The death toll includes five people, including one firefighter, in Voronezh, and six residents and a firefighter who died when a fire swept through the Mokhovoye village in the Moscow region. The other deaths were in the Nizhny Novgorod, Ryazan and Lipetsk regions, all south or east of Moscow.
On his tour Friday, Putin urged local officials to step up operations to defeat the fires and asked President Dmitry Medvedev to send troops in to help with the firefighting. Television showed Putin in a birch forest calling the president on a cell phone and then switched to footage of Medvedev taking the call at the Kremlin.
Putin also said local officials who failed to stop the fires in their regions should resign and warned that prosecutors will "thoroughly investigate and evaluate each official."
Forest fires reached Moscow's western fringe on Thursday, but were extinguished toward nightfall. Cooler air from the west brought some respite from the heat Friday and cleared a potentially dangerous smog cloud caused by peat bogs burning east and south of the capital.
The mercury hit 100 (37.8 Celsius) in Moscow on Thursday, setting a new record.
Temperatures for July were 14 degrees (8 degrees Celsius) higher than normal, said Alexei Lyakhov, director of Moscow's meteorological service, who said the heat appeared to be evidence of global warming.
"For the last few years the winters have been warm, so now perhaps a period of hot summers is starting," he told The Associated Press.
No single hot spell should be seen as evidence of global warming, the gradual rise of the Earth's average temperature over several decades. But climate experts predict that summer heat waves will become more frequent and intense as the world warms, raising the risks of crop damage, wildfires and health problems for the elderly and the sick.
Paul Della-Marta, a climate scientist working at Partner Reinsurance Company in Switzerland, said heat waves have clearly increased in temperate regions, the heavily populated areas between the polar and tropic regions.
"The evidence indicates that over the last 50 years a lot of the world's temperate areas have had a significant increase in the frequency and intensity of heat waves," Della-Marta said. "In the future we can expect a continuation of these trends."
He was the lead author of a 2007 study that showed heat waves in Western Europe had doubled in frequency and nearly tripled in length since 1880.
Della-Marta said many previous hot spells, including a severe 2003 heat wave in Western Europe that killed tens of thousands of mostly elderly people, have been preceded by long periods with little rainfall.

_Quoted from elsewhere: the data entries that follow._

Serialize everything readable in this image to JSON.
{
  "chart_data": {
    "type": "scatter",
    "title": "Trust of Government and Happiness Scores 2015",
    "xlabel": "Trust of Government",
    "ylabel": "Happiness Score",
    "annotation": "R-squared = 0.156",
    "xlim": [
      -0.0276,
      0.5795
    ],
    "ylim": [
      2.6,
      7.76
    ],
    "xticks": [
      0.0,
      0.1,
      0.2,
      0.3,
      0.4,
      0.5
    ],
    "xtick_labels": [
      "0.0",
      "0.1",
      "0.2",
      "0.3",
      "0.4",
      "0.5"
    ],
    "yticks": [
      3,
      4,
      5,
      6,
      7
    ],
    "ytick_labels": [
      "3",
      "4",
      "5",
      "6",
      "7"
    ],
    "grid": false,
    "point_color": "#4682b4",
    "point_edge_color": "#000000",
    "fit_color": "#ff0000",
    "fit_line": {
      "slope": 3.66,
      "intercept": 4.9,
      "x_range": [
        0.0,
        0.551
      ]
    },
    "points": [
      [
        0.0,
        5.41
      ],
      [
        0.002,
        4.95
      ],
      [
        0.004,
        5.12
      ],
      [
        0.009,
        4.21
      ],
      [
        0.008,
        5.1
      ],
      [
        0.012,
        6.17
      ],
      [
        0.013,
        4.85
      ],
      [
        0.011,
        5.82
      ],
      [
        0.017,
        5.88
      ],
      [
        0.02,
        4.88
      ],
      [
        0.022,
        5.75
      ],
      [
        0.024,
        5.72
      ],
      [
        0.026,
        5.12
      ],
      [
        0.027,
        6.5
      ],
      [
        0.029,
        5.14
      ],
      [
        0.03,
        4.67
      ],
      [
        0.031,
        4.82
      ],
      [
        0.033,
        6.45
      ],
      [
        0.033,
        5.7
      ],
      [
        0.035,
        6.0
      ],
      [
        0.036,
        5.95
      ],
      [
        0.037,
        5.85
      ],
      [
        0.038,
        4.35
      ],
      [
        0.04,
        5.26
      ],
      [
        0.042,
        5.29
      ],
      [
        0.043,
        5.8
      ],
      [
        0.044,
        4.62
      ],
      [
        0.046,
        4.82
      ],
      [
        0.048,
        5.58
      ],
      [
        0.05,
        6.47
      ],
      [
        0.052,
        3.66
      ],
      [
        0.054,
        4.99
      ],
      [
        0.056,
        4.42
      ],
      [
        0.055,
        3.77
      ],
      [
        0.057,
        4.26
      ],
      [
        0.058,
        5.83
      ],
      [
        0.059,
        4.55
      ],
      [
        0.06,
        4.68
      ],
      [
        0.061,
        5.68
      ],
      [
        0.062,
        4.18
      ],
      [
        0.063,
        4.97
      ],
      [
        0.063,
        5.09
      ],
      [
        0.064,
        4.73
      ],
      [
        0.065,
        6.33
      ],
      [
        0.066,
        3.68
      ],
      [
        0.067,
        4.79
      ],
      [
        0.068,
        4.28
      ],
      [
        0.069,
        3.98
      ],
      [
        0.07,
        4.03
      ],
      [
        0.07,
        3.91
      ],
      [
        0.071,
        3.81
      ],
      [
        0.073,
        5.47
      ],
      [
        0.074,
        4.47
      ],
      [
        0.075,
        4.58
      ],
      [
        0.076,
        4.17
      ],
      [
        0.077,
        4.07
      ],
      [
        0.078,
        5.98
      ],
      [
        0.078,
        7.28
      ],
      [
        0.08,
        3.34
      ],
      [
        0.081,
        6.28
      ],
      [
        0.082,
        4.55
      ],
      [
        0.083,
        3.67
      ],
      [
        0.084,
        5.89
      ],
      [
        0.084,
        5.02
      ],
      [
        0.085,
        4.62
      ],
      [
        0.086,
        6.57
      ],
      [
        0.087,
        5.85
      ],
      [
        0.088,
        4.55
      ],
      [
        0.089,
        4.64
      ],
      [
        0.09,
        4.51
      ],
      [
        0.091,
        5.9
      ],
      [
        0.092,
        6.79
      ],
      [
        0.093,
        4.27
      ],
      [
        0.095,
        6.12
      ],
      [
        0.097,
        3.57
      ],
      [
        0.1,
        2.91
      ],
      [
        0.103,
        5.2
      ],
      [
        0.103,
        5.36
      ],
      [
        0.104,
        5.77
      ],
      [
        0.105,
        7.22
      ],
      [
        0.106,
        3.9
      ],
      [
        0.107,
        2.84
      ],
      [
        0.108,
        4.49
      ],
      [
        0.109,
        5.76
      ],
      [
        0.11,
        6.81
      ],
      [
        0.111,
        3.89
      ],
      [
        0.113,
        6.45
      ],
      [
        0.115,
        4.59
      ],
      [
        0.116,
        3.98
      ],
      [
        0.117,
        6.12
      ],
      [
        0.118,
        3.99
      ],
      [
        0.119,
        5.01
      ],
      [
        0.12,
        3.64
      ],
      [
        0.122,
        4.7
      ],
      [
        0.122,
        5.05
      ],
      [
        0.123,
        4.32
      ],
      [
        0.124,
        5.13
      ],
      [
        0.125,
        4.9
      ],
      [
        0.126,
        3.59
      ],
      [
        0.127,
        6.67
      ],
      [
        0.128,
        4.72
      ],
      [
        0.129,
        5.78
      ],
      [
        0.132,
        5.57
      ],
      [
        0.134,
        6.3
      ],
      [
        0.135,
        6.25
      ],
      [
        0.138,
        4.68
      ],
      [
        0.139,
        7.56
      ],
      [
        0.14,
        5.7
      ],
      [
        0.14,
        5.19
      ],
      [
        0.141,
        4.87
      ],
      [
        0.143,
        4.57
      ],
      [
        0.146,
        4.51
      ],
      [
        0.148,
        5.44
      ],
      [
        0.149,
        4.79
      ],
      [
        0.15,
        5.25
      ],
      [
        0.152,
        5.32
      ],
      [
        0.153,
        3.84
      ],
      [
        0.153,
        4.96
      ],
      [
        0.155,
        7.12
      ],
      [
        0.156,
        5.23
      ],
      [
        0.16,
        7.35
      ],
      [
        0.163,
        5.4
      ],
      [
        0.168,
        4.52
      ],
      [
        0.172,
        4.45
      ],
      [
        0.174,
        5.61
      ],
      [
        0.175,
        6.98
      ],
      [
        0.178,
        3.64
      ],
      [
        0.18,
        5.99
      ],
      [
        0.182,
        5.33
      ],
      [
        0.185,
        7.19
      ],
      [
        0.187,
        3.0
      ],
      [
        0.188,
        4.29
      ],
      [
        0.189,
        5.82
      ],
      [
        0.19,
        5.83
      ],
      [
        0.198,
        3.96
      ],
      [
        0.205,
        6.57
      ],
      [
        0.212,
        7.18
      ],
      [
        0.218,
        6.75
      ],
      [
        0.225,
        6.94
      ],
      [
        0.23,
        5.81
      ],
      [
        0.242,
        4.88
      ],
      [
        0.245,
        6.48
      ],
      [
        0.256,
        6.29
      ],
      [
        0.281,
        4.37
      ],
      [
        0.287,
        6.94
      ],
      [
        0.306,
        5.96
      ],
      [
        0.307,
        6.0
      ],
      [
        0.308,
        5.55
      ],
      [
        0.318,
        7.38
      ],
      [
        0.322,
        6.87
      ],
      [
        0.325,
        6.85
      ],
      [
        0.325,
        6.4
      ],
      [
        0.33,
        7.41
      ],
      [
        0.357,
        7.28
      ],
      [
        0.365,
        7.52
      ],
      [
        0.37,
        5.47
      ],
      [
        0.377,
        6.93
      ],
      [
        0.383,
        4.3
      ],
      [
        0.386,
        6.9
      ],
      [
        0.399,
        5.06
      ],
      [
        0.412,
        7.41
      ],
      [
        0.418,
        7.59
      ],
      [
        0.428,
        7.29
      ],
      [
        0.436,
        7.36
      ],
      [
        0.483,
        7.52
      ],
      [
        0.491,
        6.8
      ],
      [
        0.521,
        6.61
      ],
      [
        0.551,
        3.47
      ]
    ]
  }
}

"When soils are very dry, it sets up a climate feedback where the sun's energy is not being used to evaporate water from the surface but its energy gets transferred to the air, making the air temperature a lot hotter," he said.
Moscow is not well-equipped to handle heat in any case. Few Russian apartments and offices have air conditioning, and opening windows in the capital this week brought in the smoky smell of burning peat.
Dried up peat bogs are highly flammable and smolder underground, giving off dangerous fumes. Environmentalists say smog that blanketed Moscow in 2002 from burning peat killed hundreds of people.